1000 Friends of Washington changes it name: Becomes 'Futurewise'


Washington State - 1000 Friends of Washington, long involved in lawsuits across the state promoting more regulation on private and public property, has changed its name.

In a news release issued on their website, the organization says:

"New name is stronger and more representative of our work.The state’s leading advocate for livable communities and land conservation has a new name: Futurewise. We also have new tagline: “Building Communities, Protecting the Land.”

"Why change?

"We are doing powerful work. We needed a stronger name. There are more than 300 groups in Washington with the word “Friends” in their name. “Friends of…” is a generic name that made it almost impossible for us to build recognition and credibility with the general public.

"Growth management is broad and complicated. The Growth Management Act itself has fourteen key goals. If you have to summarize our work in one word, there is only one word that can do the job – future. We are working to help communities create a better future.

"A unique, credible and evocative name is the cornerstone that will enable us to build a brand that connects with the general public, the key ingredient for building a bigger, stronger, more recognized organization.
And with that, Futurewise will more effectively lead the charge as the Smart Growth movement takes root ever more firmly in communities throughout Washington.

"How did we arrive at this decision?

"To answer that, it’s best to step back a bit.

"Spurred by countless tales of confusion over the 1000 Friends of Washington moniker (Is that a word or a number? Only 1000 friends? Is that a Quaker group?) a group of staff and board began about 18 months ago to address the lofty question, What’s in a name?

"Specifically, we asked what was both valuable and problematic about the 1000 Friends’ name. Certainly, there were arguments for keeping it. For one, we’ve got 15 years of equity. For another, people who circulate in the growth-management world know us by that name and we might confuse some with a change.
But in the end, we found the liabilities outweighed the assets, particularly when we began to consider, with some powerful expert help, the attributes that make up a truly successful brand name.

"Polling over the years has shown us that our name recognition among ordinary citizens who consider themselves environmentally minded was far lower than we believed it should be, particularly given the relative frequency with which news of our work appears in the state’s largest newspapers.

"And anecdotal evidence noted a number of problems. People morphed the name into all kinds of forms.

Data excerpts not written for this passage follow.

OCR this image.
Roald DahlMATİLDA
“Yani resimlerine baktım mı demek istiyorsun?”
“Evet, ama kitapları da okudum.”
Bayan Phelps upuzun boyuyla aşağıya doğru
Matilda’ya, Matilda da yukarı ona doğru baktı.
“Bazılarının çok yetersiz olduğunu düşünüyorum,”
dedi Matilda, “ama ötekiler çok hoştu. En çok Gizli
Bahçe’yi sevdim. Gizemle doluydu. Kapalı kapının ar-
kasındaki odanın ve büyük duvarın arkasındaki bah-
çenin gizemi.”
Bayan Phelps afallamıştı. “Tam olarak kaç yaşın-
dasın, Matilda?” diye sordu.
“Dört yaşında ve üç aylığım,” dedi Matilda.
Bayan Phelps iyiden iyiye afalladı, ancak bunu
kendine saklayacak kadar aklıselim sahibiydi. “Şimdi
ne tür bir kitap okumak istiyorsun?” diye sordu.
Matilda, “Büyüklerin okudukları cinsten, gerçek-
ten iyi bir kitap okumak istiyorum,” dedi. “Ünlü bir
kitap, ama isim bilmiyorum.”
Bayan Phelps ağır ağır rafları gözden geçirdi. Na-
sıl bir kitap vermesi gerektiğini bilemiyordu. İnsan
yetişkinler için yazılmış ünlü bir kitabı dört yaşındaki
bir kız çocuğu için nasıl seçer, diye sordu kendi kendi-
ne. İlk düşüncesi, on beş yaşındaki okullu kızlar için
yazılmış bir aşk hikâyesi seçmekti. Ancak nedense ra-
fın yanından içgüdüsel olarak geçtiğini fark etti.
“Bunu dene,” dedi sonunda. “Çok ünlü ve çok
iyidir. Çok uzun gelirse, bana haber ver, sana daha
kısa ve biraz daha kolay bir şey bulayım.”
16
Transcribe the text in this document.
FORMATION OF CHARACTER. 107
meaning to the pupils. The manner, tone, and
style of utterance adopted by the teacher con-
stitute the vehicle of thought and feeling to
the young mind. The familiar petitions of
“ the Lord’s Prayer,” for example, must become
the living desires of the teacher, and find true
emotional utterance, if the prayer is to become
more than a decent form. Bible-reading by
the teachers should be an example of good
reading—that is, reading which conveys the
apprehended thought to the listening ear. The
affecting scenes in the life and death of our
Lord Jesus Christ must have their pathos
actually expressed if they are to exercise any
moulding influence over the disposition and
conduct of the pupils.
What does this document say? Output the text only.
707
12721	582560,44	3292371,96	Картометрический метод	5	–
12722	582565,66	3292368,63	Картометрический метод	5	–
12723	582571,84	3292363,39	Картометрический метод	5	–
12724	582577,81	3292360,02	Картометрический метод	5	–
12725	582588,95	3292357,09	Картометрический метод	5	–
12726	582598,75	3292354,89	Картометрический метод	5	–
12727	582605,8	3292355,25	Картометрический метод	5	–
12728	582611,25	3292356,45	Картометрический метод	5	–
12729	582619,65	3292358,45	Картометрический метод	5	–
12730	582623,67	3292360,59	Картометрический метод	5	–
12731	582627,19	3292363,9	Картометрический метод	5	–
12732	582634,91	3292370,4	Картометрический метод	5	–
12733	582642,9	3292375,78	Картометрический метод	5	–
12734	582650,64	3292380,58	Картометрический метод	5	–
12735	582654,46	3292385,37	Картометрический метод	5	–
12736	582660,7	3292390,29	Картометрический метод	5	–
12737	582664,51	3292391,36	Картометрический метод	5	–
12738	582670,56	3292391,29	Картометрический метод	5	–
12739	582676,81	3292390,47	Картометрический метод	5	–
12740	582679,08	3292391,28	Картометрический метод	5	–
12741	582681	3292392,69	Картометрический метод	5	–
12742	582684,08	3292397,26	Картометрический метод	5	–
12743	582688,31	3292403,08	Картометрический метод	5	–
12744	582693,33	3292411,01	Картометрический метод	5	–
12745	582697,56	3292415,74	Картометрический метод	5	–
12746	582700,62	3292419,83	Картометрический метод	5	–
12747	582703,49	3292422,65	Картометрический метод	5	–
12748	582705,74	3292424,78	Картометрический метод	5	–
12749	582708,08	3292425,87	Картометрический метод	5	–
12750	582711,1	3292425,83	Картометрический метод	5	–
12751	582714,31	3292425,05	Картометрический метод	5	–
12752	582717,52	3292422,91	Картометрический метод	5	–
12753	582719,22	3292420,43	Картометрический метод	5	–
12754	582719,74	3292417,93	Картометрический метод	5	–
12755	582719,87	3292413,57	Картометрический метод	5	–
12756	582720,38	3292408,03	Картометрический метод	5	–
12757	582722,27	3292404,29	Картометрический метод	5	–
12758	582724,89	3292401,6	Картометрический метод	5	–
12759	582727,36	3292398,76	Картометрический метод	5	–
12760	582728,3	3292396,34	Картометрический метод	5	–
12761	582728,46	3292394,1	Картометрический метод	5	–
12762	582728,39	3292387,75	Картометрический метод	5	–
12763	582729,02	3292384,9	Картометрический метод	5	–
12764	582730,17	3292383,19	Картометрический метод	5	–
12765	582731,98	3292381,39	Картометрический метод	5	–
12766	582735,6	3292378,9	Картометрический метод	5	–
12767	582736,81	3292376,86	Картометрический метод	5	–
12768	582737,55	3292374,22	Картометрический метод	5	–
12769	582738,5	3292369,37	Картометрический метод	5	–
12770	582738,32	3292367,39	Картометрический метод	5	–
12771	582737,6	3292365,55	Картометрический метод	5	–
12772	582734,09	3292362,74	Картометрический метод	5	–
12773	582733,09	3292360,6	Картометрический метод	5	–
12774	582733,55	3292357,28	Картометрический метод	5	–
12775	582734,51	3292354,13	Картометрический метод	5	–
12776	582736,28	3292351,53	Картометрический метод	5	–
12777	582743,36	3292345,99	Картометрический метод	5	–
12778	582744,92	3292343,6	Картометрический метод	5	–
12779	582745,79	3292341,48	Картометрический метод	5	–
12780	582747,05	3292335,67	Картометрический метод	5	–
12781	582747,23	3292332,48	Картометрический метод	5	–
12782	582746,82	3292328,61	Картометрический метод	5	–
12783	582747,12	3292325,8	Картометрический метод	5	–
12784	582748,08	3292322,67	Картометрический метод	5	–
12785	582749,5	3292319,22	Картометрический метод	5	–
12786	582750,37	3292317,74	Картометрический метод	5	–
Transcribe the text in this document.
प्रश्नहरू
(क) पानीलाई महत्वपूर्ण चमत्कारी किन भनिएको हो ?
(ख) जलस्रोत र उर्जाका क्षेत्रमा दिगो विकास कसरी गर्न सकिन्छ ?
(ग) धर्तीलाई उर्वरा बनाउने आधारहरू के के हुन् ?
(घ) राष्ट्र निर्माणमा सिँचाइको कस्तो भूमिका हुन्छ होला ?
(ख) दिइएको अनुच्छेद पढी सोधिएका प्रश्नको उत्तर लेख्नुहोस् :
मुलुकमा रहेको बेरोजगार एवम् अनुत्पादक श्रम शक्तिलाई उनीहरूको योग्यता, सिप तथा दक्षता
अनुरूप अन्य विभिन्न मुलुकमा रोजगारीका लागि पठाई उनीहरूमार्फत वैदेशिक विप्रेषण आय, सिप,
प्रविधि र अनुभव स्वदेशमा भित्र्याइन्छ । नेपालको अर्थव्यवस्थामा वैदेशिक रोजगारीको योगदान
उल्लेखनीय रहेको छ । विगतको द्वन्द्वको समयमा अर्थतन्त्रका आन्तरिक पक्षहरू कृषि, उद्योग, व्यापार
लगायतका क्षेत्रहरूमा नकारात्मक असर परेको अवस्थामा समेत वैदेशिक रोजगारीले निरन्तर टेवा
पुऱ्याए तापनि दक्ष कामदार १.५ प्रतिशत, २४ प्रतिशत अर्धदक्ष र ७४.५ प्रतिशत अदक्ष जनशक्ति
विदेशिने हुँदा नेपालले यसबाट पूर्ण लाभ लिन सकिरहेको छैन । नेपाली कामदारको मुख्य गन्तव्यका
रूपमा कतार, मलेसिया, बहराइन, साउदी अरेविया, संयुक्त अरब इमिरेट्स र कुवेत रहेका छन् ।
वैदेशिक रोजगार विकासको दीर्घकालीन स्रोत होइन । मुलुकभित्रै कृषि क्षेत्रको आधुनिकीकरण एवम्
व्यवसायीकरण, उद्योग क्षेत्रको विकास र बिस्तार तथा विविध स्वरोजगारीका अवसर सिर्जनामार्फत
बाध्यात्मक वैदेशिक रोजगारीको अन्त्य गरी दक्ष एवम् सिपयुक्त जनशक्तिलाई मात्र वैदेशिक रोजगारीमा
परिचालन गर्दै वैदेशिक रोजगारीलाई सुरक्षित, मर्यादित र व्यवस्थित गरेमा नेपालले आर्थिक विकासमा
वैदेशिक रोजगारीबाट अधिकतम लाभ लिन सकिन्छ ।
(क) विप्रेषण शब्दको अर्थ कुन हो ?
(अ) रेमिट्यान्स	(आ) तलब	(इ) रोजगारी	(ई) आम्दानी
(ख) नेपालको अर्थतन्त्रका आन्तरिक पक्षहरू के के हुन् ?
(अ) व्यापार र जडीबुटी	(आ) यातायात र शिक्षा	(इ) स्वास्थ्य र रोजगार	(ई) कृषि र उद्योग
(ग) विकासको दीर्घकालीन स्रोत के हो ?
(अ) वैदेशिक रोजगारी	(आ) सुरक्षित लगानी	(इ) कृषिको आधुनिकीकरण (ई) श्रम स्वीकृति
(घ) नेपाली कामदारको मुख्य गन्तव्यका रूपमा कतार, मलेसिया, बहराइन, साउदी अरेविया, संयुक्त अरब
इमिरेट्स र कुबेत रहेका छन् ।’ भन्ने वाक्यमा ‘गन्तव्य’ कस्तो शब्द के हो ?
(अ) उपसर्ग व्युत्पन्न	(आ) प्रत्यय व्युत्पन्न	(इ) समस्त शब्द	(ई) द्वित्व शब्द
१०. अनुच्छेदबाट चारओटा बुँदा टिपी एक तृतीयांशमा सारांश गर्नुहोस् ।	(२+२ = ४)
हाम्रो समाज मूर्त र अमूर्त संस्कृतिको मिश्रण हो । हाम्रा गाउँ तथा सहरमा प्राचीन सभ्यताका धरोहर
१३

We were “Friends” to some, “1KF” to others and “FOW” to others still. And, where exactly do you put 1000 in the phone book? Plus the name suggests that there are only 1000 of us.

"So we set out to turn the negatives into a positive.

"With the very generous help of Terry Heckler, whose advertising and design firm Heckler and Associates has named and developed many of the world’s most recognizable brands (Starbucks coffee comes first to mind), we engaged in a disciplined study of our needs.

"A good name, a name that facilitates the building of a brand in the crowded arena of public discourse, needs to be both unique and credible. It needs to be spelled easily, pronounced simply and consistently reproduced. It needs to stand the test of time, lest its descriptive nature fail to capture the scope of future work. All the while, it needs to evoke positive reactions from those who hear it for the first time.

"So, we asked, what are we working for? What underscores everything we do? What defines our movement?
The product of our work, and of a number sessions in which Heckler guided us through a detailed process honed over 30 years of brand development, was Futurewise.

'Futurewise: Building Communities, Protecting the Land.
After the board endorsed the name change, we enlisted the enormous creative talent of designer Kate Thompson, principal in the firm Dillon-Thompson, who donated her considerable efforts in the creation of our new logo. We find the swooshing dots as a powerful metaphor for a progressive path into the future.
In addition to Terry Heckler and Kate Thompson, Keith Zentner, a Seattle marketing consultant, also deserves thanks for taking time from his business to help in designing the Futurewise web site. Sayre Coombs lent her excellent design skills to the re-design of this newsletter.

"Futurewise owes its thanks to volunteer designer Michael Leavitt, board members Jay Arnold and Dave Russell, and staff members John Healy, Susan Elderkin and Scott Kennedy.

"Now we set out to introduce ourselves as Futurewise to the world. As you’ll see when you read the stories throughout this edition of Outlook, the name may have changed, but the product of the organization is the same great work you have come to expect as you’ve supported us over the years.

"It is our sincerest belief that the development of our new brand under the Futurewise banner will enable us to connect with a far larger audience, with far greater capacity to support our mission, than ever before."